Герберт Маридзе

ГЕГЕЛЬ ИЛИ ПОРНОГРАФИЯ

Посвящается А. К.

 

диалектику самую отвлечённую, самую причудливо тонкую, которую он приобрёл в школе Гегеля и которую доводит нередко до шалости, до разврата

М. Бакунин

 

Я чувствовал, что глаза мои как магнитом притягиваются к этому зрелищу; глубокая перемена совершалась во мне.

Э. Юнгер

 

Первоначальный импульс к возникновению этого текста возник на заседаниях так называемого «Щецинского кружка», всем участникам которых я благодарен за терпение и любовь к мудрости. Непосредственным же поводом стал неизменный объект наших медитаций – «Феноменология духа», её начало, где Гегель обращается к опыту чувственной достоверности.

Как известно, именно чувственный опыт составляет у Гегеля первую ступень в движении к абсолютному знанию. Оставим пока в стороне виртуозное описание сущности непосредственной достоверности, в ходе которого Гегель тонко апеллирует к «первому» несказанному опыту встречи «чистого этого» с «чистым этим» только для того, чтобы вернее схватить истину чувственного в паутине взаимных опосредований Я и Предмета. Для свободного разворачивания спекулятивной диалектики необходимо сначала показать, как чувственная достоверность, постигаемая «без помощи понятия», оспаривает и опровергает самое себя.
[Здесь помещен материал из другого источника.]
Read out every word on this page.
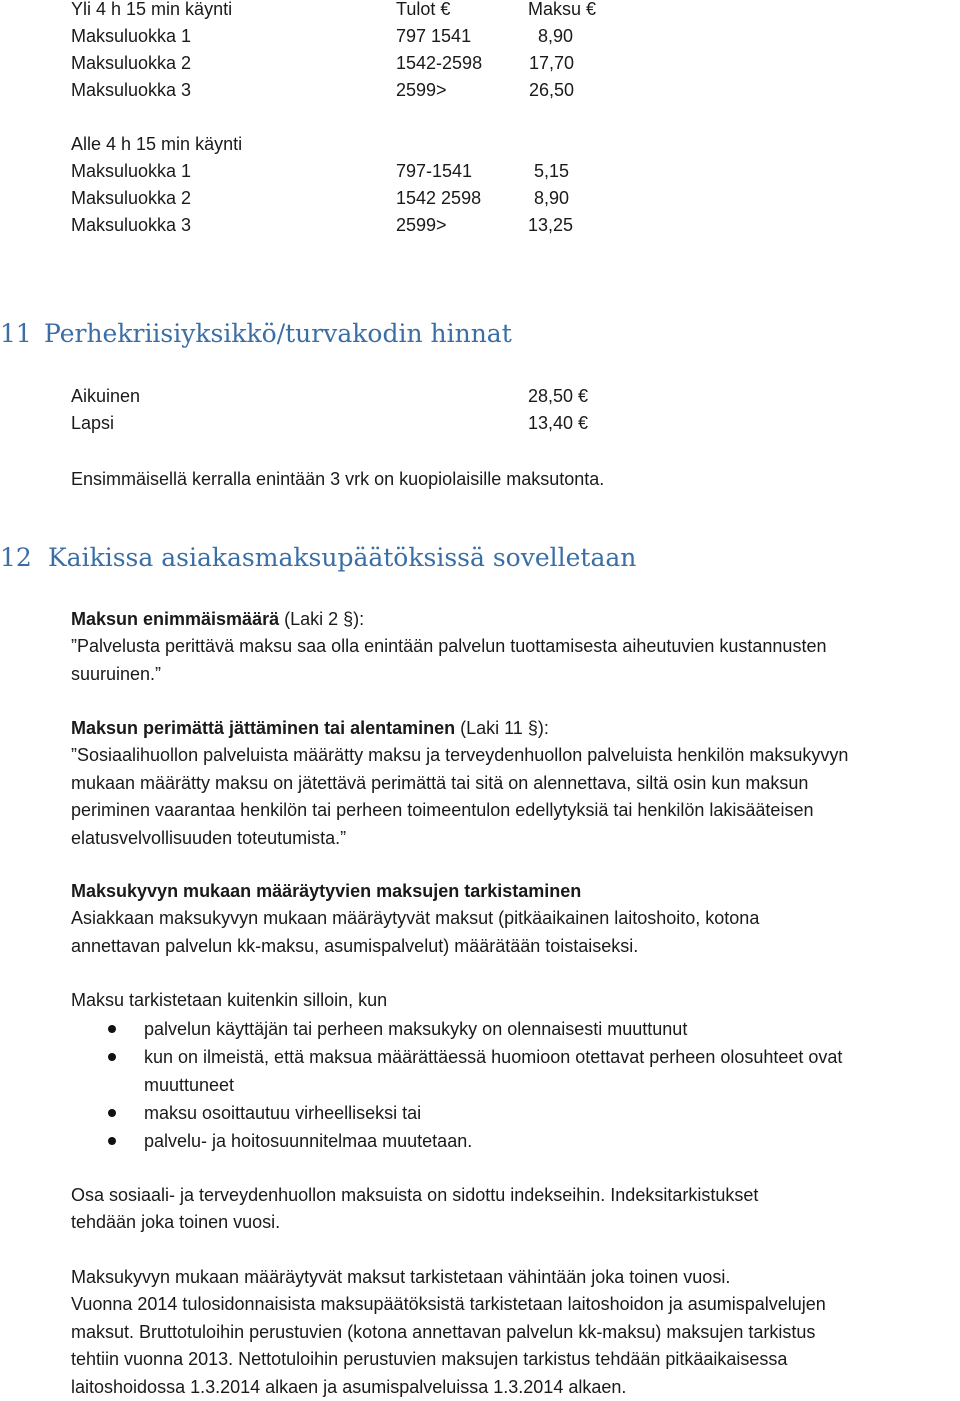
Yli 4 h 15 min käynti	Tulot €	Maksu €
Maksuluokka 1	797 1541	8,90
Maksuluokka 2	1542-2598	17,70
Maksuluokka 3	2599>	26,50
Alle 4 h 15 min käynti
Maksuluokka 1	797-1541	5,15
Maksuluokka 2	1542 2598	8,90
Maksuluokka 3	2599>	13,25
11 Perhekriisiyksikkö/turvakodin hinnat
Aikuinen	28,50 €
Lapsi	13,40 €
Ensimmäisellä kerralla enintään 3 vrk on kuopiolaisille maksutonta.
12 Kaikissa asiakasmaksupäätöksissä sovelletaan
Maksun enimmäismäärä (Laki 2 §):
”Palvelusta perittävä maksu saa olla enintään palvelun tuottamisesta aiheutuvien kustannusten
suuruinen.”
Maksun perimättä jättäminen tai alentaminen (Laki 11 §):
”Sosiaalihuollon palveluista määrätty maksu ja terveydenhuollon palveluista henkilön maksukyvyn
mukaan määrätty maksu on jätettävä perimättä tai sitä on alennettava, siltä osin kun maksun
periminen vaarantaa henkilön tai perheen toimeentulon edellytyksiä tai henkilön lakisääteisen
elatusvelvollisuuden toteutumista.”
Maksukyvyn mukaan määräytyvien maksujen tarkistaminen
Asiakkaan maksukyvyn mukaan määräytyvät maksut (pitkäaikainen laitoshoito, kotona
annettavan palvelun kk-maksu, asumispalvelut) määrätään toistaiseksi.
Maksu tarkistetaan kuitenkin silloin, kun
palvelun käyttäjän tai perheen maksukyky on olennaisesti muuttunut
kun on ilmeistä, että maksua määrättäessä huomioon otettavat perheen olosuhteet ovat
muuttuneet
maksu osoittautuu virheelliseksi tai
palvelu- ja hoitosuunnitelmaa muutetaan.
Osa sosiaali- ja terveydenhuollon maksuista on sidottu indekseihin. Indeksitarkistukset
tehdään joka toinen vuosi.
Maksukyvyn mukaan määräytyvät maksut tarkistetaan vähintään joka toinen vuosi.
Vuonna 2014 tulosidonnaisista maksupäätöksistä tarkistetaan laitoshoidon ja asumispalvelujen
maksut. Bruttotuloihin perustuvien (kotona annettavan palvelun kk-maksu) maksujen tarkistus
tehtiin vuonna 2013. Nettotuloihin perustuvien maksujen tarkistus tehdään pitkäaikaisessa
laitoshoidossa 1.3.2014 alkaen ja asumispalveluissa 1.3.2014 alkaen.
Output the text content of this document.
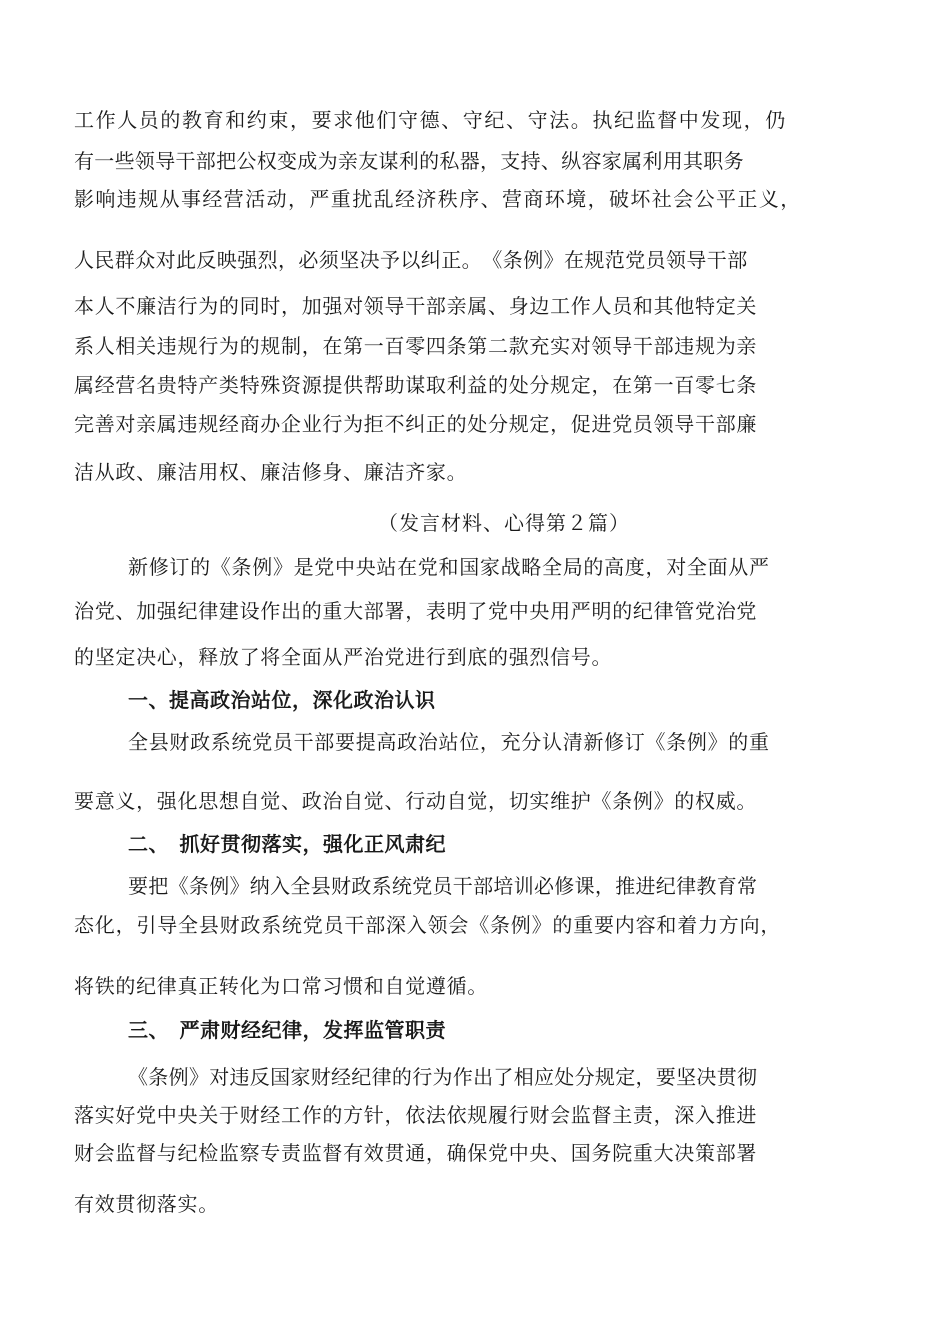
工作人员的教育和约束，要求他们守德、守纪、守法。执纪监督中发现，仍
有一些领导干部把公权变成为亲友谋利的私器，支持、纵容家属利用其职务
影响违规从事经营活动，严重扰乱经济秩序、营商环境，破坏社会公平正义，
人民群众对此反映强烈，必须坚决予以纠正。　《条例》在规范党员领导干部
本人不廉洁行为的同时，加强对领导干部亲属、身边工作人员和其他特定关
系人相关违规行为的规制，在第一百零四条第二款充实对领导干部违规为亲
属经营名贵特产类特殊资源提供帮助谋取利益的处分规定，在第一百零七条
完善对亲属违规经商办企业行为拒不纠正的处分规定，促进党员领导干部廉
洁从政、廉洁用权、廉洁修身、廉洁齐家。
（发言材料、心得第２篇）
新修订的《条例》是党中央站在党和国家战略全局的高度，对全面从严
治党、加强纪律建设作出的重大部署，表明了党中央用严明的纪律管党治党
的坚定决心，释放了将全面从严治党进行到底的强烈信号。
一、提高政治站位，深化政治认识
全县财政系统党员干部要提高政治站位，充分认清新修订《条例》的重
要意义，强化思想自觉、政治自觉、行动自觉，切实维护《条例》的权威。
二、　抓好贯彻落实，强化正风肃纪
要把《条例》纳入全县财政系统党员干部培训必修课，推进纪律教育常
态化，引导全县财政系统党员干部深入领会《条例》的重要内容和着力方向，
将铁的纪律真正转化为口常习惯和自觉遵循。
三、　严肃财经纪律，发挥监管职责
《条例》对违反国家财经纪律的行为作出了相应处分规定，要坚决贯彻
落实好党中央关于财经工作的方针，依法依规履行财会监督主责，深入推进
财会监督与纪检监察专责监督有效贯通，确保党中央、国务院重大决策部署
有效贯彻落实。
Здесь в самом начале своего захватывающего путешествия Гегель совершает удивительную вещь:

«Если мы возьмём его [«это»] в двойном виде его бытия, как «теперь» и как «здесь», то диалектика, которая ему присуща, получит столь же понятную форму, как и само «это». На вопрос: что такое «теперь»? мы, таким образом, ответим, например: «теперь» – это ночь. Чтобы проверить истину этой чувственной достоверности, достаточно простого опыта. Мы запишем эту истину; от того, что мы её запишем, истина не может проиграть, как не может она проиграть от того, что мы её сохраняем. Если мы опять взглянем на записанную истину теперь, в этот полдень, мы должны будем сказать, что она выдохлась».[1]

Гегель не просто повторяет известное положение элеатов о внутренней противоречивости бытия многого по сравнению с Единым. Чтобы показать несущественность  конкретного предметного содержания для сохраняющегося опосредованного «теперь» Гегель удваивает истину чувственной достоверности. В этом месте нужно заметить, что, возможно, вся человеческая деятельность – особенно эстетическая – есть своего рода дубляж, символическое копирование реальности. Сам Гегель много позже подтвердит это в Энциклопедии.[2] Но есть пожалуй особый вид искусств, чей пафос зиждется на предельно точном воспроизведении этой чувственной достоверности как этой вот чувственной достоверности – искусство порнографии.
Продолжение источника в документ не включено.